第37章 反撃開始
ヒストリアのことは、実を言うとナナバさんから聞いて以前から知っていた。
ナナバさんが「新兵の中にお人形さんみたいに可愛い子がいる」と話していたのだ。
初めてその姿を見た時、ナナバさんの言う通り、冗談抜きで本当にお人形さんみたいだと思った。
整った顔立ち、絹糸のような金色の髪、華奢な手足。
本当に生身の人間だろうかと、思わず疑った。
こんなに容姿の整った人間が存在することに単純にびっくりしたのだ。
そして実を言うと、その後私はこっそりと彼女の絵を何枚も描いた。
ナナバさんやペトラもそうだけど、容姿の整った人間の事は、無条件に描きたくなってしまうのだ。

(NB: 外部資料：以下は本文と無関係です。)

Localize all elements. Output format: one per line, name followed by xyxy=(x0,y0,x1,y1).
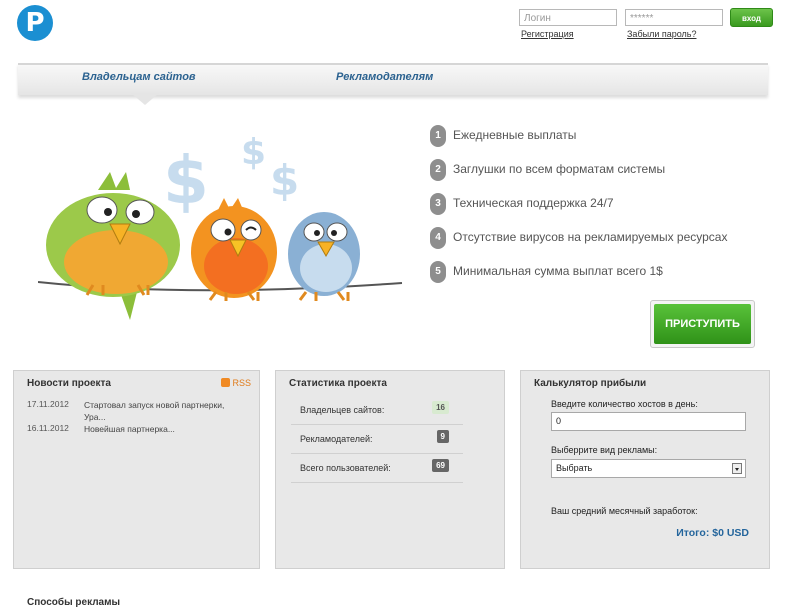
hosts-label: Введите количество хостов в день: xyxy=(551,399,698,409)
feature-text: Заглушки по всем форматам системы xyxy=(453,162,666,176)
feature-text: Ежедневные выплаты xyxy=(453,128,577,142)
section-heading-partial: Способы рекламы xyxy=(27,597,121,608)
ad-type-value: Выбрать xyxy=(556,463,593,473)
feature-number: 4 xyxy=(430,227,446,249)
logo-letter: P xyxy=(25,8,45,38)
feature-text: Отсутствие вирусов на рекламируемых ресу… xyxy=(453,230,728,244)
earnings-label: Ваш средний месячный заработок: xyxy=(551,506,698,516)
news-date: 16.11.2012 xyxy=(27,423,69,433)
site-logo[interactable]: P xyxy=(17,5,53,41)
stat-badge: 69 xyxy=(432,459,449,472)
green-bird xyxy=(46,172,180,320)
rss-label: RSS xyxy=(232,378,251,388)
rss-icon xyxy=(221,378,231,387)
stats-panel: Статистика проекта Владельцев сайтов: 16… xyxy=(275,370,505,569)
ad-type-select[interactable]: Выбрать xyxy=(551,459,746,478)
register-link[interactable]: Регистрация xyxy=(521,29,574,39)
tab-site-owners[interactable]: Владельцам сайтов xyxy=(82,71,196,83)
stat-label: Рекламодателей: xyxy=(300,434,373,444)
active-tab-pointer xyxy=(131,93,159,105)
stat-label: Всего пользователей: xyxy=(300,463,391,473)
forgot-password-link[interactable]: Забыли пароль? xyxy=(627,29,696,39)
stat-row: Рекламодателей: 9 xyxy=(291,425,463,454)
login-input[interactable]: Логин xyxy=(519,9,617,26)
stat-label: Владельцев сайтов: xyxy=(300,405,385,415)
tab-advertisers[interactable]: Рекламодателям xyxy=(336,71,433,83)
login-button[interactable]: вход xyxy=(730,8,773,27)
dollar-sign-medium: $ xyxy=(270,156,299,205)
feature-text: Техническая поддержка 24/7 xyxy=(453,196,614,210)
dollar-sign-large: $ xyxy=(163,142,209,219)
stat-badge: 9 xyxy=(436,430,449,443)
news-text[interactable]: Стартовал запуск новой партнерки, Ура... xyxy=(84,399,244,423)
feature-number: 3 xyxy=(430,193,446,215)
start-button[interactable]: ПРИСТУПИТЬ xyxy=(654,304,751,344)
news-date: 17.11.2012 xyxy=(27,399,69,409)
calc-title: Калькулятор прибыли xyxy=(534,378,647,389)
feature-text: Минимальная сумма выплат всего 1$ xyxy=(453,264,663,278)
chevron-down-icon[interactable] xyxy=(732,463,742,474)
rss-link[interactable]: RSS xyxy=(221,378,251,388)
stats-title: Статистика проекта xyxy=(289,378,387,389)
hosts-input[interactable]: 0 xyxy=(551,412,746,431)
feature-number: 5 xyxy=(430,261,446,283)
stat-row: Всего пользователей: 69 xyxy=(291,454,463,483)
news-text[interactable]: Новейшая партнерка... xyxy=(84,423,244,435)
stat-badge: 16 xyxy=(432,401,449,414)
nav-bar: Владельцам сайтов Рекламодателям xyxy=(18,63,768,95)
calc-panel: Калькулятор прибыли Введите количество х… xyxy=(520,370,770,569)
earnings-total: Итого: $0 USD xyxy=(676,527,749,539)
news-panel: Новости проекта RSS 17.11.2012 Стартовал… xyxy=(13,370,260,569)
feature-number: 2 xyxy=(430,159,446,181)
start-button-frame: ПРИСТУПИТЬ xyxy=(650,300,755,348)
feature-number: 1 xyxy=(430,125,446,147)
news-title: Новости проекта xyxy=(27,378,111,389)
ad-type-label: Выберрите вид рекламы: xyxy=(551,445,658,455)
stat-row: Владельцев сайтов: 16 xyxy=(291,396,463,425)
password-input[interactable]: ****** xyxy=(625,9,723,26)
dollar-sign-small: $ xyxy=(241,132,266,173)
birds-illustration: $ $ $ xyxy=(38,132,403,320)
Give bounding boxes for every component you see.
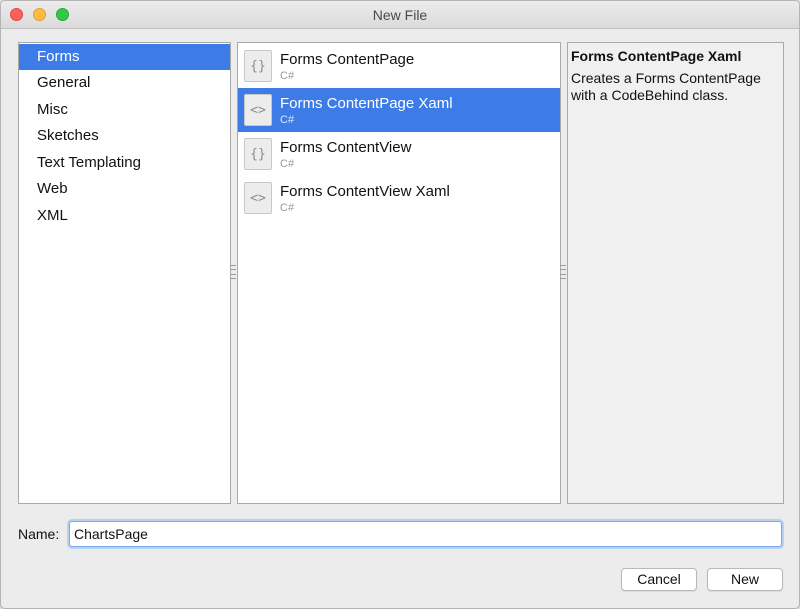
description-title: Forms ContentPage Xaml — [571, 48, 742, 64]
category-item-general[interactable]: General — [19, 70, 230, 96]
splitter-handle[interactable] — [231, 265, 236, 279]
template-language: C# — [280, 158, 295, 170]
template-language: C# — [280, 70, 295, 82]
braces-file-icon: {} — [244, 50, 272, 82]
description-text: Creates a Forms ContentPage with a CodeB… — [571, 70, 761, 103]
new-button[interactable]: New — [707, 568, 783, 591]
splitter-handle[interactable] — [561, 265, 566, 279]
title-bar[interactable]: New File — [1, 1, 799, 29]
new-file-dialog: New File Forms General Misc Sketches Tex… — [0, 0, 800, 609]
template-language: C# — [280, 114, 295, 126]
xml-file-icon: <> — [244, 94, 272, 126]
template-name: Forms ContentView — [280, 139, 412, 156]
template-name: Forms ContentPage Xaml — [280, 95, 453, 112]
category-item-web[interactable]: Web — [19, 176, 230, 202]
category-item-sketches[interactable]: Sketches — [19, 123, 230, 149]
category-list[interactable]: Forms General Misc Sketches Text Templat… — [18, 42, 231, 504]
template-language: C# — [280, 202, 295, 214]
template-name: Forms ContentPage — [280, 51, 415, 68]
template-item-forms-contentpage-xaml[interactable]: <> Forms ContentPage Xaml C# — [238, 88, 560, 132]
window-title: New File — [372, 7, 428, 23]
name-input[interactable] — [69, 521, 782, 547]
description-panel: Forms ContentPage Xaml Creates a Forms C… — [567, 42, 784, 504]
template-item-forms-contentview[interactable]: {} Forms ContentView C# — [238, 132, 560, 176]
template-list[interactable]: {} Forms ContentPage C# <> Forms Content… — [237, 42, 561, 504]
braces-file-icon: {} — [244, 138, 272, 170]
cancel-button[interactable]: Cancel — [621, 568, 697, 591]
xml-file-icon: <> — [244, 182, 272, 214]
template-item-forms-contentpage[interactable]: {} Forms ContentPage C# — [238, 44, 560, 88]
category-item-forms[interactable]: Forms — [19, 44, 230, 70]
category-item-xml[interactable]: XML — [19, 203, 230, 229]
category-item-misc[interactable]: Misc — [19, 97, 230, 123]
template-name: Forms ContentView Xaml — [280, 183, 450, 200]
name-label: Name: — [18, 526, 60, 542]
template-item-forms-contentview-xaml[interactable]: <> Forms ContentView Xaml C# — [238, 176, 560, 220]
category-item-text-templating[interactable]: Text Templating — [19, 150, 230, 176]
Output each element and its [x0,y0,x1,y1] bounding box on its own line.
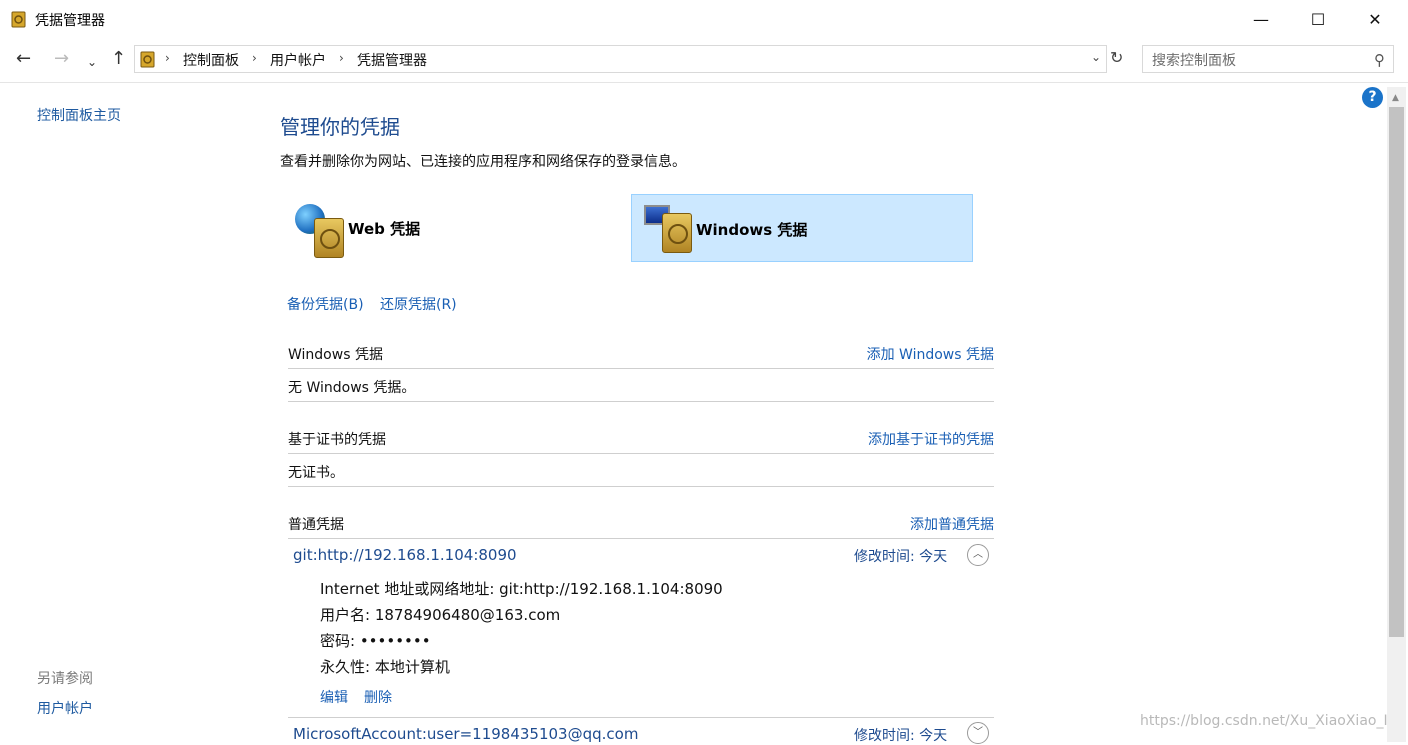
windows-credentials-tile[interactable]: Windows 凭据 [631,194,973,262]
user-accounts-link[interactable]: 用户帐户 [37,698,93,718]
recent-locations-chevron-icon[interactable]: ⌄ [87,53,97,71]
breadcrumb-control-panel[interactable]: 控制面板 [183,50,239,70]
delete-credential-link[interactable]: 删除 [364,687,392,707]
refresh-icon[interactable]: ↻ [1110,48,1123,67]
search-input[interactable]: 搜索控制面板 [1152,50,1236,70]
divider [288,368,994,369]
divider [288,486,994,487]
windows-credentials-section-header: Windows 凭据 添加 Windows 凭据 [288,344,994,364]
watermark: https://blog.csdn.net/Xu_XiaoXiao_I [1140,713,1388,729]
backup-credentials-link[interactable]: 备份凭据(B) [287,297,364,313]
add-certificate-credential-link[interactable]: 添加基于证书的凭据 [868,429,994,449]
scroll-up-icon[interactable]: ▲ [1392,93,1399,103]
forward-arrow-icon[interactable]: → [54,50,69,68]
divider [288,401,994,402]
page-heading: 管理你的凭据 [280,115,400,139]
breadcrumb-separator-icon: › [339,51,344,65]
help-icon[interactable]: ? [1362,87,1383,108]
edit-credential-link[interactable]: 编辑 [320,687,348,707]
credential-detail-username: 用户名: 18784906480@163.com [320,606,561,624]
credential-detail-password: 密码: •••••••• [320,632,431,650]
expand-chevron-icon[interactable]: ﹀ [967,722,989,744]
credential-title[interactable]: git:http://192.168.1.104:8090 [293,546,517,564]
up-arrow-icon[interactable]: ↑ [111,50,126,68]
windows-credentials-label: Windows 凭据 [696,221,808,239]
credential-manager-icon [140,50,156,68]
title-bar: 凭据管理器 — ☐ ✕ [0,0,1408,38]
backup-restore-links: 备份凭据(B) 还原凭据(R) [287,294,457,314]
see-also-label: 另请参阅 [37,671,93,687]
breadcrumb-user-accounts[interactable]: 用户帐户 [270,50,326,70]
credential-detail-persistence: 永久性: 本地计算机 [320,658,450,676]
credential-modified-time: 修改时间: 今天 [854,549,948,565]
add-generic-credential-link[interactable]: 添加普通凭据 [910,514,994,534]
certificate-empty-text: 无证书。 [288,465,344,481]
credential-title[interactable]: MicrosoftAccount:user=1198435103@qq.com [293,725,638,743]
search-icon[interactable]: ⚲ [1374,51,1385,69]
breadcrumb-separator-icon: › [165,51,170,65]
window-title: 凭据管理器 [35,13,105,29]
breadcrumb-separator-icon: › [252,51,257,65]
web-credentials-label: Web 凭据 [348,220,421,238]
address-dropdown-icon[interactable]: ⌄ [1091,50,1101,64]
divider [288,538,994,539]
credential-detail-address: Internet 地址或网络地址: git:http://192.168.1.1… [320,580,723,598]
credential-modified-time: 修改时间: 今天 [854,728,948,744]
search-box[interactable]: 搜索控制面板 ⚲ [1142,45,1394,73]
divider [288,717,994,718]
section-title: 普通凭据 [288,517,344,533]
close-button[interactable]: ✕ [1351,0,1399,38]
web-credentials-tile[interactable]: Web 凭据 [290,194,620,262]
add-windows-credential-link[interactable]: 添加 Windows 凭据 [867,344,994,364]
navigation-bar: ← → ⌄ ↑ › 控制面板 › 用户帐户 › 凭据管理器 ⌄ ↻ 搜索控制面板… [0,38,1408,83]
collapse-chevron-icon[interactable]: ︿ [967,544,989,566]
vault-icon [662,213,692,253]
restore-credentials-link[interactable]: 还原凭据(R) [380,297,457,313]
certificate-credentials-section-header: 基于证书的凭据 添加基于证书的凭据 [288,429,994,449]
breadcrumb-credential-manager[interactable]: 凭据管理器 [357,50,427,70]
control-panel-home-link[interactable]: 控制面板主页 [37,105,121,125]
back-arrow-icon[interactable]: ← [16,50,31,68]
vault-icon [314,218,344,258]
section-title: Windows 凭据 [288,347,383,363]
address-bar[interactable]: › 控制面板 › 用户帐户 › 凭据管理器 [134,45,1107,73]
scrollbar-thumb[interactable] [1389,107,1404,637]
page-description: 查看并删除你为网站、已连接的应用程序和网络保存的登录信息。 [280,154,686,170]
generic-credentials-section-header: 普通凭据 添加普通凭据 [288,514,994,534]
maximize-button[interactable]: ☐ [1294,0,1342,38]
minimize-button[interactable]: — [1237,0,1285,38]
vertical-scrollbar[interactable]: ▲ [1387,87,1406,742]
divider [288,453,994,454]
credential-manager-icon [11,10,27,28]
section-title: 基于证书的凭据 [288,432,386,448]
windows-credentials-empty-text: 无 Windows 凭据。 [288,380,416,396]
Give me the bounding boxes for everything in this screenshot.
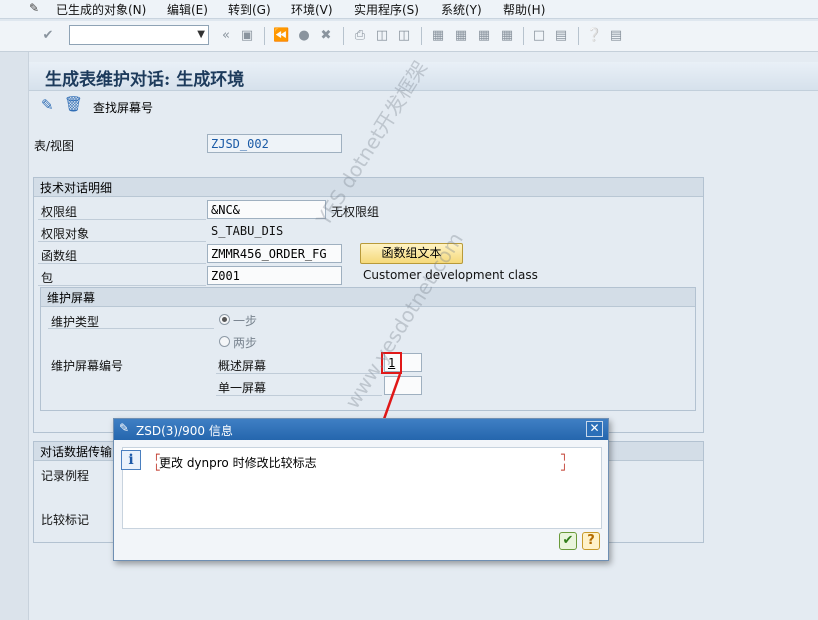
toolbar-separator [343,27,344,45]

綺麗なものは描いてみたくなる。それは風景でも人物でも。
そうやって描いている時にふと、彼女の笑顔はどこか寂しそうというか、無理に作っているみたいだな、と感じた。
だけど、彼女がそこにいるだけで、まるで花が咲いたように場が明るくなるので、きっと私の気のせいだろうと思って、いつしかそんなことも忘れてしまっていた。
それが、先日のエレン奪還作戦以降ガラリと変わってしまったヒストリアの顔を見て、それを思い出した。
彼女はまるで、無理に付けていた笑顔の仮面が滑り落ちてしまったかのようだった。